“We must now return to the correct way of legislating and send the bill back to committee, hold hearings, receive input from both sides of aisle, heed the recommendations of nation’s governors, and produce a bill that finally delivers affordable health care for the American people,” McCain said in a statement after the vote. “We must do the hard work our citizens expect of us and deserve.”
It was a remarkable turnaround from Tuesday. Mr. McCain, diagnosed with brain cancer just days earlier, arrived in the Senate after only a brief medical absence to provide the vote Republicans needed to open debate on their jumbled efforts to find a legislative path to topple the health care bill they have railed against for seven years. Mr. Trump, who once mocked Mr. McCain’s ordeal as a prisoner of war in Vietnam, praised him.
Leading up to the vote, Mr. McCain, not untypically, had confounded both critics and admirers. His speech Tuesday had the potential to go down as a Senate classic, a call to restore the work-across-the-aisle traditions of the past.

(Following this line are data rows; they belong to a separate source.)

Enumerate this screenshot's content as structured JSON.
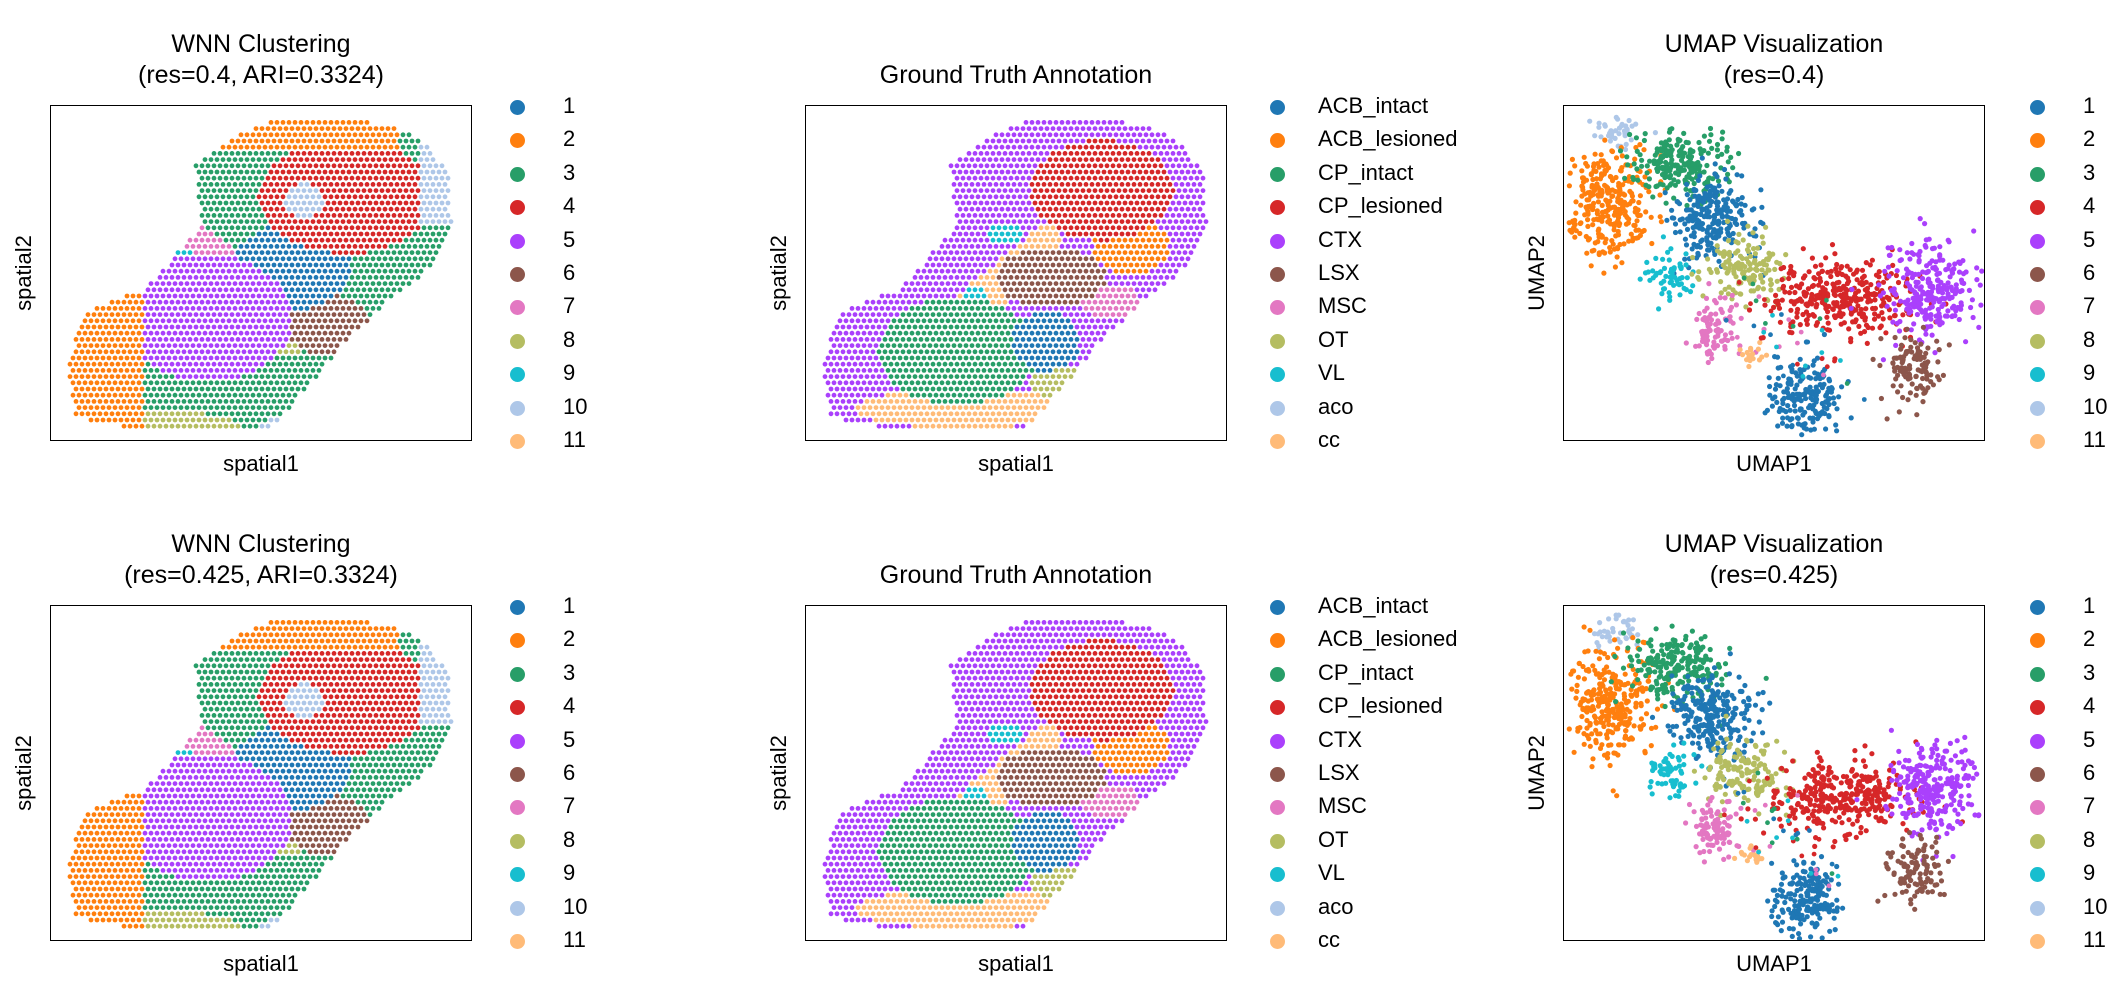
{
  "colors": [
    "#1f77b4",
    "#ff7f0e",
    "#279e68",
    "#d62728",
    "#aa40fc",
    "#8c564b",
    "#e377c2",
    "#b5bd61",
    "#17becf",
    "#aec7e8",
    "#ffbb78"
  ],
  "cluster_labels": [
    "1",
    "2",
    "3",
    "4",
    "5",
    "6",
    "7",
    "8",
    "9",
    "10",
    "11"
  ],
  "annotation_labels": [
    "ACB_intact",
    "ACB_lesioned",
    "CP_intact",
    "CP_lesioned",
    "CTX",
    "LSX",
    "MSC",
    "OT",
    "VL",
    "aco",
    "cc"
  ],
  "panels": [
    {
      "id": "wnn-1",
      "title_line1": "WNN Clustering",
      "title_line2": "(res=0.4, ARI=0.3324)",
      "xlabel": "spatial1",
      "ylabel": "spatial2",
      "kind": "spatial-cluster",
      "legend": "clusters"
    },
    {
      "id": "gt-1",
      "title_line1": "Ground Truth Annotation",
      "title_line2": "",
      "xlabel": "spatial1",
      "ylabel": "spatial2",
      "kind": "spatial-annotation",
      "legend": "annotations"
    },
    {
      "id": "umap-1",
      "title_line1": "UMAP Visualization",
      "title_line2": "(res=0.4)",
      "xlabel": "UMAP1",
      "ylabel": "UMAP2",
      "kind": "umap",
      "legend": "clusters"
    },
    {
      "id": "wnn-2",
      "title_line1": "WNN Clustering",
      "title_line2": "(res=0.425, ARI=0.3324)",
      "xlabel": "spatial1",
      "ylabel": "spatial2",
      "kind": "spatial-cluster",
      "legend": "clusters"
    },
    {
      "id": "gt-2",
      "title_line1": "Ground Truth Annotation",
      "title_line2": "",
      "xlabel": "spatial1",
      "ylabel": "spatial2",
      "kind": "spatial-annotation",
      "legend": "annotations"
    },
    {
      "id": "umap-2",
      "title_line1": "UMAP Visualization",
      "title_line2": "(res=0.425)",
      "xlabel": "UMAP1",
      "ylabel": "UMAP2",
      "kind": "umap",
      "legend": "clusters"
    }
  ],
  "chart_data": [
    {
      "type": "scatter",
      "title": "WNN Clustering (res=0.4, ARI=0.3324)",
      "xlabel": "spatial1",
      "ylabel": "spatial2",
      "legend": "right",
      "grid": false,
      "series": [
        {
          "name": "1"
        },
        {
          "name": "2"
        },
        {
          "name": "3"
        },
        {
          "name": "4"
        },
        {
          "name": "5"
        },
        {
          "name": "6"
        },
        {
          "name": "7"
        },
        {
          "name": "8"
        },
        {
          "name": "9"
        },
        {
          "name": "10"
        },
        {
          "name": "11"
        }
      ]
    },
    {
      "type": "scatter",
      "title": "Ground Truth Annotation",
      "xlabel": "spatial1",
      "ylabel": "spatial2",
      "legend": "right",
      "grid": false,
      "series": [
        {
          "name": "ACB_intact"
        },
        {
          "name": "ACB_lesioned"
        },
        {
          "name": "CP_intact"
        },
        {
          "name": "CP_lesioned"
        },
        {
          "name": "CTX"
        },
        {
          "name": "LSX"
        },
        {
          "name": "MSC"
        },
        {
          "name": "OT"
        },
        {
          "name": "VL"
        },
        {
          "name": "aco"
        },
        {
          "name": "cc"
        }
      ]
    },
    {
      "type": "scatter",
      "title": "UMAP Visualization (res=0.4)",
      "xlabel": "UMAP1",
      "ylabel": "UMAP2",
      "legend": "right",
      "grid": false,
      "series": [
        {
          "name": "1"
        },
        {
          "name": "2"
        },
        {
          "name": "3"
        },
        {
          "name": "4"
        },
        {
          "name": "5"
        },
        {
          "name": "6"
        },
        {
          "name": "7"
        },
        {
          "name": "8"
        },
        {
          "name": "9"
        },
        {
          "name": "10"
        },
        {
          "name": "11"
        }
      ]
    },
    {
      "type": "scatter",
      "title": "WNN Clustering (res=0.425, ARI=0.3324)",
      "xlabel": "spatial1",
      "ylabel": "spatial2",
      "legend": "right",
      "grid": false,
      "series": [
        {
          "name": "1"
        },
        {
          "name": "2"
        },
        {
          "name": "3"
        },
        {
          "name": "4"
        },
        {
          "name": "5"
        },
        {
          "name": "6"
        },
        {
          "name": "7"
        },
        {
          "name": "8"
        },
        {
          "name": "9"
        },
        {
          "name": "10"
        },
        {
          "name": "11"
        }
      ]
    },
    {
      "type": "scatter",
      "title": "Ground Truth Annotation",
      "xlabel": "spatial1",
      "ylabel": "spatial2",
      "legend": "right",
      "grid": false,
      "series": [
        {
          "name": "ACB_intact"
        },
        {
          "name": "ACB_lesioned"
        },
        {
          "name": "CP_intact"
        },
        {
          "name": "CP_lesioned"
        },
        {
          "name": "CTX"
        },
        {
          "name": "LSX"
        },
        {
          "name": "MSC"
        },
        {
          "name": "OT"
        },
        {
          "name": "VL"
        },
        {
          "name": "aco"
        },
        {
          "name": "cc"
        }
      ]
    },
    {
      "type": "scatter",
      "title": "UMAP Visualization (res=0.425)",
      "xlabel": "UMAP1",
      "ylabel": "UMAP2",
      "legend": "right",
      "grid": false,
      "series": [
        {
          "name": "1"
        },
        {
          "name": "2"
        },
        {
          "name": "3"
        },
        {
          "name": "4"
        },
        {
          "name": "5"
        },
        {
          "name": "6"
        },
        {
          "name": "7"
        },
        {
          "name": "8"
        },
        {
          "name": "9"
        },
        {
          "name": "10"
        },
        {
          "name": "11"
        }
      ]
    }
  ]
}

“We’ve been spinning our wheels on too many important issues,” Mr. McCain scolded his colleagues. “We’re getting nothing done, my friends, we’re getting nothing done.”
Mr. McCain’s vote that day left Senator Mitch McConnell, the majority leader, smiling as his sometime-foe, sometime-friend from Arizona helped rescue the Kentucky Republican’s reputation as a master strategist.
He provided the vote to move the Republican measure forward and seemed to work throughout the week with his constant ally Senator Lindsey Graham, Republican of South Carolina, to explore ways to get the legislation out of the Senate and over to the House as Mr. McConnell wanted.
A hastily scheduled Thursday evening news conference set off alarm bells among Democrats that Mr. McCain was going to back the “skinny” last-ditch repeal effort and sustain the drive to overturn the Affordable Care Act.
But he had also been working back channels with Senator Chuck Schumer of New York, the Democratic leader, about his intentions. A relieved Mr. Schumer praised Mr. McCain after the vote.
“John McCain is a hero and has courage and does the right thing,” Mr. Schumer told reporters after the vote. “He is a hero of mine.”
Mr. McConnell wasn’t smiling any more.
“So yes, this is a disappointment,” the majority leader said in an emotional speech after the vote. “A disappointment indeed.”
The question now is whether Mr. McCain’s bold move will produce the results he wants: a more bipartisan approach to making changes in the health law that both sides acknowledge are needed. Or will it simply produce a stalemate that leads to a failure of the current system and a chorus of “we told you so” from Republicans?
The president made clear his unhappiness and issued a warning of what would come.
But for the moment, it was Mr. McCain who had single-handedly seized the moment and set the course of the Senate.